Massive Exploration of Pseudo Data for Grammatical Error Correction
IEEE/ACM Transactions on Audio, Speech, and Language Processing
Collecting a large amount of training data for grammatical error correction (GEC) models has been an ongoing challenge in the field of GEC. Recently, it has become common to use data demanding deep neural models such as an encoder-decoder for GEC; thus, tackling the problem of data collection has become increasingly important. The incorporation of pseudo data in the training of GEC models is one of the main approaches for mitigating the problem of data scarcity. However, a consensus is lacking on experimental configurations, namely, (i) the methods for generating pseudo data, (ii) the seed corpora used as the source of the pseudo data, and (iii) the means of optimizing the model.
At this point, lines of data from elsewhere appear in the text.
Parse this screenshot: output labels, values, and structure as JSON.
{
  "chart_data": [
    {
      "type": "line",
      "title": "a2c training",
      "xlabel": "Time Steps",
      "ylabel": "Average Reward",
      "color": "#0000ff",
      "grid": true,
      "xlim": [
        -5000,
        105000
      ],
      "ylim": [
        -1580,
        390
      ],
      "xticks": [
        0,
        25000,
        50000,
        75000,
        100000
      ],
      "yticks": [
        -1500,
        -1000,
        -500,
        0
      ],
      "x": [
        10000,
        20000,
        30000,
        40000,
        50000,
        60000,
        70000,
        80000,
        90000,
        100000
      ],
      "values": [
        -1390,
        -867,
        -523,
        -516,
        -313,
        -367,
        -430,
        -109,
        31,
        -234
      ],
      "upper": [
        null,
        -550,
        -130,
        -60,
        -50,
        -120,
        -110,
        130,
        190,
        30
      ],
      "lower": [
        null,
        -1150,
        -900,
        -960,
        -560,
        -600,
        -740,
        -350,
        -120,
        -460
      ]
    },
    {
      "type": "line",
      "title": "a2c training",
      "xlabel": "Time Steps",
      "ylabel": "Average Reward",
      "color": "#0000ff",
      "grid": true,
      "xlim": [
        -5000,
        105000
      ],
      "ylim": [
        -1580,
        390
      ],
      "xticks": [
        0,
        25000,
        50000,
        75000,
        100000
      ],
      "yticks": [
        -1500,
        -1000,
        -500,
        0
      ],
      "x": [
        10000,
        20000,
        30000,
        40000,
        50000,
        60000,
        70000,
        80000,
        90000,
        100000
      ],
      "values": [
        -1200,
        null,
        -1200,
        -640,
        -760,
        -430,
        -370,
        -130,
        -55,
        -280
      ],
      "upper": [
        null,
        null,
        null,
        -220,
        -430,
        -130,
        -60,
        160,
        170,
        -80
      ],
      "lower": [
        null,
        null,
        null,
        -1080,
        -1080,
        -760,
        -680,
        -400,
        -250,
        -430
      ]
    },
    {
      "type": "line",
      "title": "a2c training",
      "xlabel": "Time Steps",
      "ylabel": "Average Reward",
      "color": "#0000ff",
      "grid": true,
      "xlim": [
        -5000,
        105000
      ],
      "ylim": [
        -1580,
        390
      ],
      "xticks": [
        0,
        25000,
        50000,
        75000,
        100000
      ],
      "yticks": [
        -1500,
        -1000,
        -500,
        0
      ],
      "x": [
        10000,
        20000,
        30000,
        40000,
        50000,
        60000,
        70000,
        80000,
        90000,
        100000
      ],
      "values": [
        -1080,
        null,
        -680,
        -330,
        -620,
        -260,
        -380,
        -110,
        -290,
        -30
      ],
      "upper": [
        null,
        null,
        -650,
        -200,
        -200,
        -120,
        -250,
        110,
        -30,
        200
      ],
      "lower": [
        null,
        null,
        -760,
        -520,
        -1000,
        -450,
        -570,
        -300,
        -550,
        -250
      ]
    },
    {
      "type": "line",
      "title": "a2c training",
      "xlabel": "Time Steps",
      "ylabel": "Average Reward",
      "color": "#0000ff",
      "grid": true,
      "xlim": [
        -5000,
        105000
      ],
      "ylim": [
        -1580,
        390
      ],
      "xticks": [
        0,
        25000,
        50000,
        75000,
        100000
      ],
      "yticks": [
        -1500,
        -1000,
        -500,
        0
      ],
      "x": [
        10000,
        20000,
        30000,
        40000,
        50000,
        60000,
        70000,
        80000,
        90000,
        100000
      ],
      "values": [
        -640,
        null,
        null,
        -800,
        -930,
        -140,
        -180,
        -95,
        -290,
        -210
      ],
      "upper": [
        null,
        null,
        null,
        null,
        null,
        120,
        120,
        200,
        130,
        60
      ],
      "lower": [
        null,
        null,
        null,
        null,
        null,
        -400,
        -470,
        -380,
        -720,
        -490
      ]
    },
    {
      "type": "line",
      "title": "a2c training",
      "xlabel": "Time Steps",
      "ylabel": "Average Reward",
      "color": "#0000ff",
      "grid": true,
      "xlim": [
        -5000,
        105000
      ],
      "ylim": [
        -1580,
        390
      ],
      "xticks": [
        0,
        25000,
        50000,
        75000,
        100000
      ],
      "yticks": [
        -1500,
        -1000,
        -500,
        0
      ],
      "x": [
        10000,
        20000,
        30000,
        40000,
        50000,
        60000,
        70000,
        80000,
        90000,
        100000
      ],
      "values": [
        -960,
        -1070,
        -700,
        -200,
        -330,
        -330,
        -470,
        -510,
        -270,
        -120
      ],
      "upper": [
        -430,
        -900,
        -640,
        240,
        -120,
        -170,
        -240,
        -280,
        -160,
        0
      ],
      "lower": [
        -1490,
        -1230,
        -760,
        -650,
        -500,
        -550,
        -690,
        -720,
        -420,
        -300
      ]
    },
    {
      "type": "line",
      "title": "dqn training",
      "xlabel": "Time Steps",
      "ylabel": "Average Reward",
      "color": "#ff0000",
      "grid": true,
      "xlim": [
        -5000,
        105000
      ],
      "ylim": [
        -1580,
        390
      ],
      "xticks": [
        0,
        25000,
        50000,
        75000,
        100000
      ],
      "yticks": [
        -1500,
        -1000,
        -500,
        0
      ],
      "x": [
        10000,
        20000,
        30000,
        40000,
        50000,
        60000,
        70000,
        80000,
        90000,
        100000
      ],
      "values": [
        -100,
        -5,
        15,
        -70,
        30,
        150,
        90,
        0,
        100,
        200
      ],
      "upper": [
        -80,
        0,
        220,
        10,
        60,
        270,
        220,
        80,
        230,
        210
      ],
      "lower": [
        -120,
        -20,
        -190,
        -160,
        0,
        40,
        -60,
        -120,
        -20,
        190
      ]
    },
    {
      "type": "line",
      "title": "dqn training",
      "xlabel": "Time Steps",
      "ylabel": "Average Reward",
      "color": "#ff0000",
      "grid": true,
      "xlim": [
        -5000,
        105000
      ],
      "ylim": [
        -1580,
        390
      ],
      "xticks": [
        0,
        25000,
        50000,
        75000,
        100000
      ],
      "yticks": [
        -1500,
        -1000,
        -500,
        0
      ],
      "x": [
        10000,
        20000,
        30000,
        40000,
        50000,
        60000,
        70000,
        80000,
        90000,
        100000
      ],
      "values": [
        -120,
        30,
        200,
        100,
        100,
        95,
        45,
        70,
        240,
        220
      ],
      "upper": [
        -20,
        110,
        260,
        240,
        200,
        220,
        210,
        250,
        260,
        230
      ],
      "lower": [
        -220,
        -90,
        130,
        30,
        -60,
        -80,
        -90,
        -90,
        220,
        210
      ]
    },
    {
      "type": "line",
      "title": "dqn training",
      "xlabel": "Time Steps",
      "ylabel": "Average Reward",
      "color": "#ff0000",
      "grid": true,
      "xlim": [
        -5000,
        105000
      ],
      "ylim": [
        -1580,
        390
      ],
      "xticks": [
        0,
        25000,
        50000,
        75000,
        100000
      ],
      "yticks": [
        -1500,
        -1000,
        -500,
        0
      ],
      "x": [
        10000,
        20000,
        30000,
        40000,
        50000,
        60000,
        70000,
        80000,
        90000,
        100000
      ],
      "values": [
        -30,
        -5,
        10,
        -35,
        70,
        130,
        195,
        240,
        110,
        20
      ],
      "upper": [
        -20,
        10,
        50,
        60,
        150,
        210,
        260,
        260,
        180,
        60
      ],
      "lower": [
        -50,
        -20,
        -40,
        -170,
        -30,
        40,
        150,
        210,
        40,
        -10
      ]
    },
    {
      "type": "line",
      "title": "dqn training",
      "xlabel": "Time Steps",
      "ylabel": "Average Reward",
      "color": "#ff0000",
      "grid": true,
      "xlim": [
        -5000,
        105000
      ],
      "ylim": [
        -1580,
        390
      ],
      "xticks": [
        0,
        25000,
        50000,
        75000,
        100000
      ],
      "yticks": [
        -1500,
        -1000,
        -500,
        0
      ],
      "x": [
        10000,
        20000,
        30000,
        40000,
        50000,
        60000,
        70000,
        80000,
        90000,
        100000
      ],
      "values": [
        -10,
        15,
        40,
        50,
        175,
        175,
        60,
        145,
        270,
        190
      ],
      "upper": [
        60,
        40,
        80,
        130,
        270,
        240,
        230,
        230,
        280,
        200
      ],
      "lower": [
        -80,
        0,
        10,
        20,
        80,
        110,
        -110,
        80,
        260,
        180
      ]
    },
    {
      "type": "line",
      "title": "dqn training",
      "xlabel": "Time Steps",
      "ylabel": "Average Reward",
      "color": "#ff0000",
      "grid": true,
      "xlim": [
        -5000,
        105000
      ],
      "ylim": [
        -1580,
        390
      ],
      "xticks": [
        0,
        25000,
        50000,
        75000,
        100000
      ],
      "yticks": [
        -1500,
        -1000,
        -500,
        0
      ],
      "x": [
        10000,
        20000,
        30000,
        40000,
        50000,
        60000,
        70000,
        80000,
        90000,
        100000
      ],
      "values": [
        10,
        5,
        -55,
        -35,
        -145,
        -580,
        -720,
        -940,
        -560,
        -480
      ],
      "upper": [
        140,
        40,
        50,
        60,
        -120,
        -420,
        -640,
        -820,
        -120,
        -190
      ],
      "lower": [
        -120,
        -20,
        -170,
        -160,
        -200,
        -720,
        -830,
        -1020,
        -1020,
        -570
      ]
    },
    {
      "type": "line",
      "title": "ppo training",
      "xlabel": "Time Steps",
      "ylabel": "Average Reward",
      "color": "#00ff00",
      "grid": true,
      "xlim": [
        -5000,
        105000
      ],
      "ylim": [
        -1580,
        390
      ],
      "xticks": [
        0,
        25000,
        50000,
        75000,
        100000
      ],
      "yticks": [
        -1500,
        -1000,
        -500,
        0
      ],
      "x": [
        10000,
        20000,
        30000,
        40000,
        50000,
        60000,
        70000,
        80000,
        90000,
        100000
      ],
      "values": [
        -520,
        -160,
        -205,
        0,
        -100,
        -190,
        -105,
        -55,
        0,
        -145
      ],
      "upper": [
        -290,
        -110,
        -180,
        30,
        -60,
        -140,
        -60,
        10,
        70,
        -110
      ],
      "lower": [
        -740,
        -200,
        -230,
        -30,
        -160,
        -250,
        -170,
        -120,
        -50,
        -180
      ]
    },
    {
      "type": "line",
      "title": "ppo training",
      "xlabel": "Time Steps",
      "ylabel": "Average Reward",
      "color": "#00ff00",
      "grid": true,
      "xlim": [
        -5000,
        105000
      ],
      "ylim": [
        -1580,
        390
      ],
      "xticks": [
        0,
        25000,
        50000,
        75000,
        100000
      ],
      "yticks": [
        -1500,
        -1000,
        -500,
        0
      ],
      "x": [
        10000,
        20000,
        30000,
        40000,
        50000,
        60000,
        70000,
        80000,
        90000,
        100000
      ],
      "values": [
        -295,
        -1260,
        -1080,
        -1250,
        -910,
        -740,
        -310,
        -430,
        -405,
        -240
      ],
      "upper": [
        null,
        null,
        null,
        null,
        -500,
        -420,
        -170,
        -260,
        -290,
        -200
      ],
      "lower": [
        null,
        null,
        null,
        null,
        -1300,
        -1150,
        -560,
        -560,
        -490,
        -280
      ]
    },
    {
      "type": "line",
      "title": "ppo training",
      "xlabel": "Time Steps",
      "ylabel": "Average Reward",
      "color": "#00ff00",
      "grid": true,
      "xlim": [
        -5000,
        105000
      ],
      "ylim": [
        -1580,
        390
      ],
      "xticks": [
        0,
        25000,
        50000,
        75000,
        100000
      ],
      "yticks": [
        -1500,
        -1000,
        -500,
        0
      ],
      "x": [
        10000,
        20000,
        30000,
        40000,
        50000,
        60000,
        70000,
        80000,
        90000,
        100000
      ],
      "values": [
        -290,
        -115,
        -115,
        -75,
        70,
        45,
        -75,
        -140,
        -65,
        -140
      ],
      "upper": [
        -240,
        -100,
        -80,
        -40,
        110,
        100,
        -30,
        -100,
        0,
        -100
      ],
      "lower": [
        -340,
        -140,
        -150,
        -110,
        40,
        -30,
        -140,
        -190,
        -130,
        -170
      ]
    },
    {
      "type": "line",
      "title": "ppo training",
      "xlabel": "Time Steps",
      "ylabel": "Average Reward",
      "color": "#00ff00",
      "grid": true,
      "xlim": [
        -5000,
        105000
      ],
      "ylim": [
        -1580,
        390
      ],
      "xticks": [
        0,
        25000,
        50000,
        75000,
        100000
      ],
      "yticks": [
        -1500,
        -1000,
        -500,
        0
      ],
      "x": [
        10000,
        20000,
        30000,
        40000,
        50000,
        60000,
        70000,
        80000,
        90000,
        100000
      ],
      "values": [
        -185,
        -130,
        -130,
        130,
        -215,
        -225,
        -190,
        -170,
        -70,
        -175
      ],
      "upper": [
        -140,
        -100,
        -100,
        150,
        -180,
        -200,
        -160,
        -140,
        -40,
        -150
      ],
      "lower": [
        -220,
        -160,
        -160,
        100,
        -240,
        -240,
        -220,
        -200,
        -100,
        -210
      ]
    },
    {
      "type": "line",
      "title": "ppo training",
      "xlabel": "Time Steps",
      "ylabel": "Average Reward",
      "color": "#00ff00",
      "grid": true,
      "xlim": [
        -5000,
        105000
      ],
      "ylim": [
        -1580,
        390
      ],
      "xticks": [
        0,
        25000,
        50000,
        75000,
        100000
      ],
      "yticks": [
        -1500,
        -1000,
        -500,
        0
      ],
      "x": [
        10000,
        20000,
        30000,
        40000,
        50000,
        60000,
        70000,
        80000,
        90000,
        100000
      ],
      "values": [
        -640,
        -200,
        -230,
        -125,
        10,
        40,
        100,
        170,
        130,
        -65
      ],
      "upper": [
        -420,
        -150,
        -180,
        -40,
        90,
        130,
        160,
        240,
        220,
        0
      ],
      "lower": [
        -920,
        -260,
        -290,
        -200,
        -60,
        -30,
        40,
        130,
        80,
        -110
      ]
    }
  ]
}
In this study, these configurations are thoroughly explored through massive amount of experiments, with the aim of providing an improved understanding of pseudo data. Our main experimental finding is that pretraining a model with pseudo data generated by back-translation-based method is the most effective approach. Our findings are supported by the achievement of state-of-the-art performance on multiple benchmark test sets (the CoNLL-2014 test set and the official test set of the BEA-2019 shared task) without requiring any modifications to the model architecture. We also perform an in-depth analysis of our model with respect to the grammatical error type and proficiency level of the text. Finally, we suggest future directions for further improving model performance.